Much of their work have been dedicated to the process of translocation, which is the movement of the tRNA holding the nascent polypeptide between the ribosomal A and P sites. They have found that the tRNAs bound to the A and P sites oscillate in a dynamic equilibrium between two configurations, and that these changes in tRNA configuration are coupled to structural rearrangements of the pretranslocation ribosmal complex, specifically conformational changes of a highly mobile ribosomal part known as the L1 stalk. Their experiments indicate that the entire pretranslocation ribosomal complex has two global states, GS1 and GS2, that are defined by these coupled tRNA and L1 stalk dynamics. These dynamics are in turn coupled to the ratcheting mechanism of the ribosome as it moves along the mRNA and polypeptide elongation proceeds.
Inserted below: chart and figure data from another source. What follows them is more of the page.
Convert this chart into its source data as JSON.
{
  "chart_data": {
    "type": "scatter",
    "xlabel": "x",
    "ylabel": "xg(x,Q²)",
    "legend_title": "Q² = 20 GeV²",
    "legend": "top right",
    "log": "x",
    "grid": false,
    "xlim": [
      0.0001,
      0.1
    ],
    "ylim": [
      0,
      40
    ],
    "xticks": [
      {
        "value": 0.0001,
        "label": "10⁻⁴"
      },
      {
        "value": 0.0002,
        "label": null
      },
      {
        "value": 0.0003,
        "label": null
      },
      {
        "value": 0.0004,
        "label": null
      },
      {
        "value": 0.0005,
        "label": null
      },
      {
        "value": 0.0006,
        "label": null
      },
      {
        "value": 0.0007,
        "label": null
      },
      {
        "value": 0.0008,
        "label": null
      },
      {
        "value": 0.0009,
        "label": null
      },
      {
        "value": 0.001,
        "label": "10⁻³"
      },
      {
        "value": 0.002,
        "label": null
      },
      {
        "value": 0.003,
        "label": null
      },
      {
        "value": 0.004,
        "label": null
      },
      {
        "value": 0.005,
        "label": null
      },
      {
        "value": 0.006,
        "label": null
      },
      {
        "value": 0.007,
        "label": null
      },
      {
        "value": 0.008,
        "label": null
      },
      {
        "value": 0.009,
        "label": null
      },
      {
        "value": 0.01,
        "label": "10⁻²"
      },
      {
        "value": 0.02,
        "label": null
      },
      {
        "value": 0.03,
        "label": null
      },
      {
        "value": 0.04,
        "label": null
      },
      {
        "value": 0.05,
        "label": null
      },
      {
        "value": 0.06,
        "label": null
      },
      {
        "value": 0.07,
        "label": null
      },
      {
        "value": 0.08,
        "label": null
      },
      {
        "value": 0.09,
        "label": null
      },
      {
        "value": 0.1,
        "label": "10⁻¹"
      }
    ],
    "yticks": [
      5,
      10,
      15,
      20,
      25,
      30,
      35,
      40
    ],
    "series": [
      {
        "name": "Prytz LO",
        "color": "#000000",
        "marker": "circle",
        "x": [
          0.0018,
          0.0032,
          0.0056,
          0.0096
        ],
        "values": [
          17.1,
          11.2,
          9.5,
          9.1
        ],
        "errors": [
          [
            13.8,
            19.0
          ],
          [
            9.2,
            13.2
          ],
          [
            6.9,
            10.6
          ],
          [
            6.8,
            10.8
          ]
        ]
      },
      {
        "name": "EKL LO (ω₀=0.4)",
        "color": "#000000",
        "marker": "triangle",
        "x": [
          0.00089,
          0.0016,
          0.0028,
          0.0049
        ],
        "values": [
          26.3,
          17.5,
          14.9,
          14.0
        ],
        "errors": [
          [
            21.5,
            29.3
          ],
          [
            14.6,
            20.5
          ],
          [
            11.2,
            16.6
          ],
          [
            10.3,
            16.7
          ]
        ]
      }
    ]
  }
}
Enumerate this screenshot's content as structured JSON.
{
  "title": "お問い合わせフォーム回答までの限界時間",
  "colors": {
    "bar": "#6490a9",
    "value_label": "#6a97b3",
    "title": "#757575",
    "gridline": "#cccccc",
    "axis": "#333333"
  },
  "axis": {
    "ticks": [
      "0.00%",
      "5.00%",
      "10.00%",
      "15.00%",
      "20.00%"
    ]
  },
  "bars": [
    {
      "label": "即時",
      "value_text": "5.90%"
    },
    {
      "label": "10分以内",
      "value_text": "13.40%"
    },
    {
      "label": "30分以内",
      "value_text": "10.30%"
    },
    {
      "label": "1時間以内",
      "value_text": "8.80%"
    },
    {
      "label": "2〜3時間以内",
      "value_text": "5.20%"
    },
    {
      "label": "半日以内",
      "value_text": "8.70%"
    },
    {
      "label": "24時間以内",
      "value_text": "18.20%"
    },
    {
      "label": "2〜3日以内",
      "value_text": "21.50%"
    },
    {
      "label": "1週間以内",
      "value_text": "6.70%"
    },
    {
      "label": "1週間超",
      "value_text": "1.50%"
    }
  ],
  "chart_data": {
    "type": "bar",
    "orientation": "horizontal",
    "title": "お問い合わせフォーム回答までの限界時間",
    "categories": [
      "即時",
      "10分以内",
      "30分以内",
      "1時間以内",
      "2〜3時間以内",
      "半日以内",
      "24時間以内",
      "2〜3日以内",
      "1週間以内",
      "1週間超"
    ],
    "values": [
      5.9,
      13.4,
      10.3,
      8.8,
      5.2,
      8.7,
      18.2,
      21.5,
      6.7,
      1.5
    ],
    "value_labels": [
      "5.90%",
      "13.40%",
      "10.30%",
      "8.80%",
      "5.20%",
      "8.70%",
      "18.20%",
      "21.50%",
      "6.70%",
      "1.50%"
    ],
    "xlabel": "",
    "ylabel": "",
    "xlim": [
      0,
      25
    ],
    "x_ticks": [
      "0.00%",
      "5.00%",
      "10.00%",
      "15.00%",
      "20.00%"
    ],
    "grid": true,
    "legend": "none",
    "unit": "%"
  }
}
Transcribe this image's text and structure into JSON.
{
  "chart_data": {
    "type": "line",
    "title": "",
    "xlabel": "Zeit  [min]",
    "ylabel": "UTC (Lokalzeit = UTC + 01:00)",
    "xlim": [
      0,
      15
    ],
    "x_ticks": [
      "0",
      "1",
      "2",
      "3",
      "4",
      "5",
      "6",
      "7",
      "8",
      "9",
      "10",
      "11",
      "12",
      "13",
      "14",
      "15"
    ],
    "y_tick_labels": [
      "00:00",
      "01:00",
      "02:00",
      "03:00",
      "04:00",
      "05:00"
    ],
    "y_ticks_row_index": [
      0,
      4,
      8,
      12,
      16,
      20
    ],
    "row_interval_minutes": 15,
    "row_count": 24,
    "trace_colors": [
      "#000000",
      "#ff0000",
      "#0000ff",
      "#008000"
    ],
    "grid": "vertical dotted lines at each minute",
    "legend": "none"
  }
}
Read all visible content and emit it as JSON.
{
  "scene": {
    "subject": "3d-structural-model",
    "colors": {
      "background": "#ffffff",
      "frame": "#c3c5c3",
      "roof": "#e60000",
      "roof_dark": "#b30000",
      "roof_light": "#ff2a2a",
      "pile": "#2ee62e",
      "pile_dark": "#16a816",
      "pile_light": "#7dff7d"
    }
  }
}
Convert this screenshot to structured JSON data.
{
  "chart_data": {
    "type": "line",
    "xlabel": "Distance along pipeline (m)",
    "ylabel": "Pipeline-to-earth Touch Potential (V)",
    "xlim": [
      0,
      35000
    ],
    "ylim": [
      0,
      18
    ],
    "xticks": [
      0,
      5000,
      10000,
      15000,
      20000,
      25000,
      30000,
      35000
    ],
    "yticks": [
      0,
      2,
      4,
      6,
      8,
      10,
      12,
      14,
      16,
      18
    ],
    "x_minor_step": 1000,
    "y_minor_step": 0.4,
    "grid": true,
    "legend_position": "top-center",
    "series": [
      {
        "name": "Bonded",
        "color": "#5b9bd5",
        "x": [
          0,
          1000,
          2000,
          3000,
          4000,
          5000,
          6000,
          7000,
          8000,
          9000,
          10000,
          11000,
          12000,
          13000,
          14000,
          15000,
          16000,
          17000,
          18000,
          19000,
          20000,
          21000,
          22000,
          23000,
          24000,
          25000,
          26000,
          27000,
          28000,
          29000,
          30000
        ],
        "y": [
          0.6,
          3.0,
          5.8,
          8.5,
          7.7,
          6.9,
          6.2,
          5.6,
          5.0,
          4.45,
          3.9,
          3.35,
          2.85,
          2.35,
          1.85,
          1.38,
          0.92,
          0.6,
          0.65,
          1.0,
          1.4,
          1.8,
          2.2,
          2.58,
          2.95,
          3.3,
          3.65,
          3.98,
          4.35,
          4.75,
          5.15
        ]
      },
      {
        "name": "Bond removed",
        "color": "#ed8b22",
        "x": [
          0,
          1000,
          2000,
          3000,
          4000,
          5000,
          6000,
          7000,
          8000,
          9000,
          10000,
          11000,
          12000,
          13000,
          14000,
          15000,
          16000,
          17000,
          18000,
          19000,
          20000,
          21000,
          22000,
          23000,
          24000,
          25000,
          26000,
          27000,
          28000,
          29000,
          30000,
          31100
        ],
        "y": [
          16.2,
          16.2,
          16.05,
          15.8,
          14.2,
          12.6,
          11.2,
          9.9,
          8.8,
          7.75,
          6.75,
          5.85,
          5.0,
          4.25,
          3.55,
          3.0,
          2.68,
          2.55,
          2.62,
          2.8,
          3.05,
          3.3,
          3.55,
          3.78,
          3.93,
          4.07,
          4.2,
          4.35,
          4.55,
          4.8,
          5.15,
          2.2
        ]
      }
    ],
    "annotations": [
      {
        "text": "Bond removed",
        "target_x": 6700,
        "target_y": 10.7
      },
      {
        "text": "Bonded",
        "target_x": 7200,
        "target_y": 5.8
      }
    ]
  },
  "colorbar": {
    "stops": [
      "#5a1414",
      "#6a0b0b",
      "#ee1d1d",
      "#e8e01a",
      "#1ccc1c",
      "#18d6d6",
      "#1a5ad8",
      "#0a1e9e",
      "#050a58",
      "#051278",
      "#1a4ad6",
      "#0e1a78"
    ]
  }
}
Together with results from other laboratories, these results have led to new insight into the roles of the elongation factors, which appear to influence this equilibrium and thus influence the dynamics of the process as a whole. Indeed, Gonzalez presented new data using additional translation factors that suggests that translation factors as a whole play a very important role in controlling the global state of the ribosome and thus regulating the overall process of protein synthesis.

Open Questions

Can the secondary structure of mRNAs be modulated to promote their translation when needed?

What are the structural changes that lead to induced fit when a tRNA with an exactly matching anticodon is bound?

Which steps of the tRNA selection are affected by the P-site mismatch?

How is release factor activity modulated?

How is elongation factor activity modulated?

How does the cell use global changes in ribosomal structure to regulate protein translation in specific circumstances?